Why would anyone want to spoof that? I've heard reports of people doing it, but I never really understood why anyone would even bother.

jdMorgan

7:35 pm on Dec 26, 2003 (gmt 0)

WebmasterWorld Senior Member 10+ Year Member



panic,

Some webmasters ban harvesters by user-agent name instead of by individual IP addresses. So, spoofing is an attempt to look like a human using a legitimate browser in order to bypass user-agent blocking.

However, if the harvesting company switches user-agents, you have to block 'em by individual IP address or IP address range.

sgkohler,

I haven't looked up Sqworm recently, but it's blocked from accessing my sites. And as stated previously, I don't allow access from that 66.194. IP address range, either.

The main point of this is to prevent "expeditionary incursions," where a harvester will come in and grab a few pages. It will then build a site map of your site, and comes back to download the whole thing looking for e-mail addresses. Whether it finds any or not, it's a huge waste of bandwidth and clutters up the log files.

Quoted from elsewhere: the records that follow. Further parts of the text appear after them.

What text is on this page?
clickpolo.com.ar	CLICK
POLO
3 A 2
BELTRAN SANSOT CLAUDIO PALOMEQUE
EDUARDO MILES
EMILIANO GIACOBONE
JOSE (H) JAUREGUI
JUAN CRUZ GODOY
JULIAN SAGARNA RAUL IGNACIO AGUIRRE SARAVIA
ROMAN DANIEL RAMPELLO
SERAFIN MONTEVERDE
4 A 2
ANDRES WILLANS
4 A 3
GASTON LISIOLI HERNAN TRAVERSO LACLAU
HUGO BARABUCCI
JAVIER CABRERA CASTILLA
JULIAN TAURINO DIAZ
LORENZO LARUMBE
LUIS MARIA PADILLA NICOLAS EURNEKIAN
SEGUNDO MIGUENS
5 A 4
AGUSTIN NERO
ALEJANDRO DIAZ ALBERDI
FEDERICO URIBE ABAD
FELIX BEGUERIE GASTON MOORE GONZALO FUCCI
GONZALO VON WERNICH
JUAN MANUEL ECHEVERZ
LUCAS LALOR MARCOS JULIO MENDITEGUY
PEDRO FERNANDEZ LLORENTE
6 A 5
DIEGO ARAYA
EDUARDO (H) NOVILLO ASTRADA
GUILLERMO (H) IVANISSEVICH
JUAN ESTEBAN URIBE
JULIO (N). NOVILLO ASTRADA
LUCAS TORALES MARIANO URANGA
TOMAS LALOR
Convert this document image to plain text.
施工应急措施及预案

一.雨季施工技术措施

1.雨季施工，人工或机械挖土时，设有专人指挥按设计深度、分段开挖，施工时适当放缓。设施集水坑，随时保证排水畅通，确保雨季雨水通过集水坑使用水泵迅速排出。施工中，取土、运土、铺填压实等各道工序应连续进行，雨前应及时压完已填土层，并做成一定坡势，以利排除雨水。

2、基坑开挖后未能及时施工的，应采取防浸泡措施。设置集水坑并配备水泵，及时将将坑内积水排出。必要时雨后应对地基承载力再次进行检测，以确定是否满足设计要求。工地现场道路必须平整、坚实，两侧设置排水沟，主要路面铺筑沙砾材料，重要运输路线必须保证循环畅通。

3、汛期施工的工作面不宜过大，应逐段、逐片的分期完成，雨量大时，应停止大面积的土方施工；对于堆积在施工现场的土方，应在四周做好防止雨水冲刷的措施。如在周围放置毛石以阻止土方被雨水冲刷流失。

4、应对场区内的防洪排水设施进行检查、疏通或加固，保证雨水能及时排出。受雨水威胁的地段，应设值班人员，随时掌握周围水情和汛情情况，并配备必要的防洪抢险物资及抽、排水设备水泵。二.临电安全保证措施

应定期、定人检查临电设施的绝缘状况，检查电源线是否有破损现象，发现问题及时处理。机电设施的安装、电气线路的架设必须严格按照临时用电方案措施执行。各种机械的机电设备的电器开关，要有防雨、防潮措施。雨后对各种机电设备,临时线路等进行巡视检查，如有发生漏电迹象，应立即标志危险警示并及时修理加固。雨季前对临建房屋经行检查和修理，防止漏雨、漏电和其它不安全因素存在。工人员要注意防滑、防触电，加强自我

So, among others, the following types of visitors are not welcome around here:

  • E-mail address harvesters
  • Web site update detection services
  • Copyright infringement detectors
  • Brand name protection services
  • Competitive information harvesters

    All of these 'services' have several things in common: They feel free to download your entire site without regard to robots.txt restrictions, and often use a false or variable user-agent name to escape detection. Then they gather data that is either sold to competitors or to spammers, or to firms looking to make a buck by offering to sue you for mentioning someone's brand name. In most cases, the harvesters charge someone a fee to do this. So they try to sneak in, steal your bandwidth, costing you money, slow your server down, costing you legitimate visitors, and then make money off your losses. I don't think much of that, so I just serve them nice, short 403-Forbidden pages. Maybe I'm just cranky.

    Jim

  • sgkohler

    7:49 pm on Dec 26, 2003 (gmt 0)

    10+ Year Member



    Thank you for the info. Now my questions would be this...I took my site offline over a month ago - this "spoofer" continues to come every single day...what is the use for them to to that? Are they just using bandwidth, 'cause there isnt anything else there!?